A população portuguesa, ao cabo de seis meses, está com medo do seu futuro e não vê saída. Atravessa uma fase de desânimo total a que se seguirá a indignação e a revolta. O Governo não pode, se não quiser ficar isolado, continuar a fazer o que julga necessário e calar-se ou dar explicações confusas que o povo não entenda. Tem toda a vantagem em ouvir, explicar e aceitar o debate.
Ora, não basta dizer que não há dinheiro. Ele continua a circular em certos meios, como se nada fosse. É necessário, por isso, dizer o que temos, para onde vai e como se gasta o que temos. Não é isso que está a ser feito. E o povo sente muito esta situação. Cuidado! A classe média está a ponto de desaparecer, como factor de equilíbrio indispensável da nossa sociedade. Os cortes no Serviço Nacional de Saúde e noutras conquistas sociais são tremendos para os desempregados ou para os pensionistas com pouco dinheiro. É, por isso, indispensável valer às pessoas em estado de verdadeira necessidade, custe o que custar, como disse o primeiro-ministro, a respeito do cumprimento das instruções da troika. Porque a troika tem na sua estrutura representantes de três instituições, duas das quais já não pensam só na austeridade, mas também no crescimento e na criação de mais emprego. São o Fundo Monetário Internacional e o Banco Central Europeu. Portanto, as instruções da troika vão necessariamente mudar. É uma questão de tempo.

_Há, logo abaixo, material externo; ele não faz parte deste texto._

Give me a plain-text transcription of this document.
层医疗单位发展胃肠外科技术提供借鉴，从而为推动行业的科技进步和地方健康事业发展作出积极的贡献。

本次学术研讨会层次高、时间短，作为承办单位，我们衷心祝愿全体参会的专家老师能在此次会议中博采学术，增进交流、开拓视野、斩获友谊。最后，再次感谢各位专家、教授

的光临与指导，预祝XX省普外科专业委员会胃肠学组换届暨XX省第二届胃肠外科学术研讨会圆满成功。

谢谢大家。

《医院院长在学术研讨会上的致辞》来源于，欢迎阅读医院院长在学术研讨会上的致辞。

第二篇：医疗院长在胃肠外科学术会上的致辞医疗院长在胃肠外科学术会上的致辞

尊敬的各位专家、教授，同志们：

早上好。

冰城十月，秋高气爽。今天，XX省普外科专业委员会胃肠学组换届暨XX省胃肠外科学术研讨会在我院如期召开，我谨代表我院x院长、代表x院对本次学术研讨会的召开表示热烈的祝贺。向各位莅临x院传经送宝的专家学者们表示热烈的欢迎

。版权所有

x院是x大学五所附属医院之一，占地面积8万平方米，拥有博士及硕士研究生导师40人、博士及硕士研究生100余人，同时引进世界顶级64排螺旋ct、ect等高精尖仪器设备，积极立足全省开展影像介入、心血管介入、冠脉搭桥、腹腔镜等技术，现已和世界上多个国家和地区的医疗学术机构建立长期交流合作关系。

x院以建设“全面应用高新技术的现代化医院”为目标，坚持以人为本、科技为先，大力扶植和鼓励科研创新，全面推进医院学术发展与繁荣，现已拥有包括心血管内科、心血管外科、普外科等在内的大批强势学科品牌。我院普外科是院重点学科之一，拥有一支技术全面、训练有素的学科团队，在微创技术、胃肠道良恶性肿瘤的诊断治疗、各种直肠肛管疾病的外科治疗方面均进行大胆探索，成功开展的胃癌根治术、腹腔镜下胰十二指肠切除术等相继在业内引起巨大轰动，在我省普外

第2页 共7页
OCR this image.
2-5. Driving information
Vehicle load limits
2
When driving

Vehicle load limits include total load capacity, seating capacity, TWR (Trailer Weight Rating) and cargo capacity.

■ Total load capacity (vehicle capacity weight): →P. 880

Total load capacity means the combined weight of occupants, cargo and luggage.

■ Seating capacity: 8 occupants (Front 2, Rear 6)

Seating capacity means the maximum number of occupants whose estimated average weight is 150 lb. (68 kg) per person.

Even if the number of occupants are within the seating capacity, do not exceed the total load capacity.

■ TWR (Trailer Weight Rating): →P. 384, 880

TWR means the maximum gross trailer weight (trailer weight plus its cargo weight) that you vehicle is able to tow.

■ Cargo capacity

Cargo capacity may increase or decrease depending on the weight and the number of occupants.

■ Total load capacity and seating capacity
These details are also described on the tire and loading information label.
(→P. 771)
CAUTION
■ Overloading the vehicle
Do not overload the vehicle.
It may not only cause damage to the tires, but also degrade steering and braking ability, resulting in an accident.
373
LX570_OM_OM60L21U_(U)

Sempre fui contrário, neste momento de crise, a fazer privatizações. Mas já se fizeram duas, sem qualquer debate prévio e sem se saber o que o Estado português ganhou com elas. Foram, aliás, verdadeiras nacionalizações feitas por empresas de Estados que não primam, por ser democracias. O que ganhou com isso o povo português? E Portugal? Era importante sabê-lo. Julgo que o Governo não quer destruir o nosso Estado, não só no plano económico como também geoestratégico. Mas é isso o que parece. É, pois, necessário que o Governo - não obstante a legalidade que tem, vinda do voto popular - e os partidos que o compõem expliquem claramente ao nosso povo para onde o conduz a política até agora seguida. Será que em vez de emagrecer o Estado, como disse querer fazer, está pura e simplesmente a destruí-lo? Que tremenda responsabilidade! Note-se que, ao contrário do que se diz, há muito dinheiro a circular e a ir para o estrangeiro. Mas não se sabe como nem por quem. É como a economia paralela. Com os cortes cegos, o dinheiro esvai-se sem se saber como nem porquê...
3. Dificuldades no mundo islâmico. A Líbia não está curada, apesar da morte de Kadhafi. Vai evoluindo, dificilmente, mas com menos violência. A Síria está a criar uma situação parecida, de verdadeira guerra civil, dada a reacção de Bashar al-Assad, que já mandou matar centenas dos seus súbditos, como fez o seu falecido pai. A Liga Árabe não foi ouvida e o Conselho de Segurança das Nações Unidas foi paralisado pelo veto da China e da Rússia. Curiosa posição, que nos faz voltar aos tempos da guerra fria. Pobre Ocidente, se não toma juízo! Os interesses económicos imediatos continuam a cegá-lo. Tanto à União Europeia como aos Estados Unidos...
O Egipto, noutro plano, na guerra entre o exército e os Irmãos Muçulmanos, também ofereceu ao mundo o espectáculo terrível de uma verdadeira carnificina num campo de futebol. Assim vai o mundo!





4. Enfim, a boa notícia. Em Espanha, o PSOE elegeu no Congresso de Sevilha, como secretário-geral, Alfredo Pérez Rubalcaba, apoiado por Felipe González. Por poucos votos, é certo, 22 mais do que a sua rival Carme Chacón, que aliás aceitou a derrota com muita dignidade Rubalcaba, sucessor de Zapatero, é um político experimentado e forte. Conhece bem o partido e a política espanhola. Quer fazer do PSOE, à sua semelhança, um partido forte, capaz de voltar ao poder para salvar a Espanha da séria crise em que se encontra e com voz no Partido Socialista Europeu. Para a direita vai ser um adversário difícil de roer.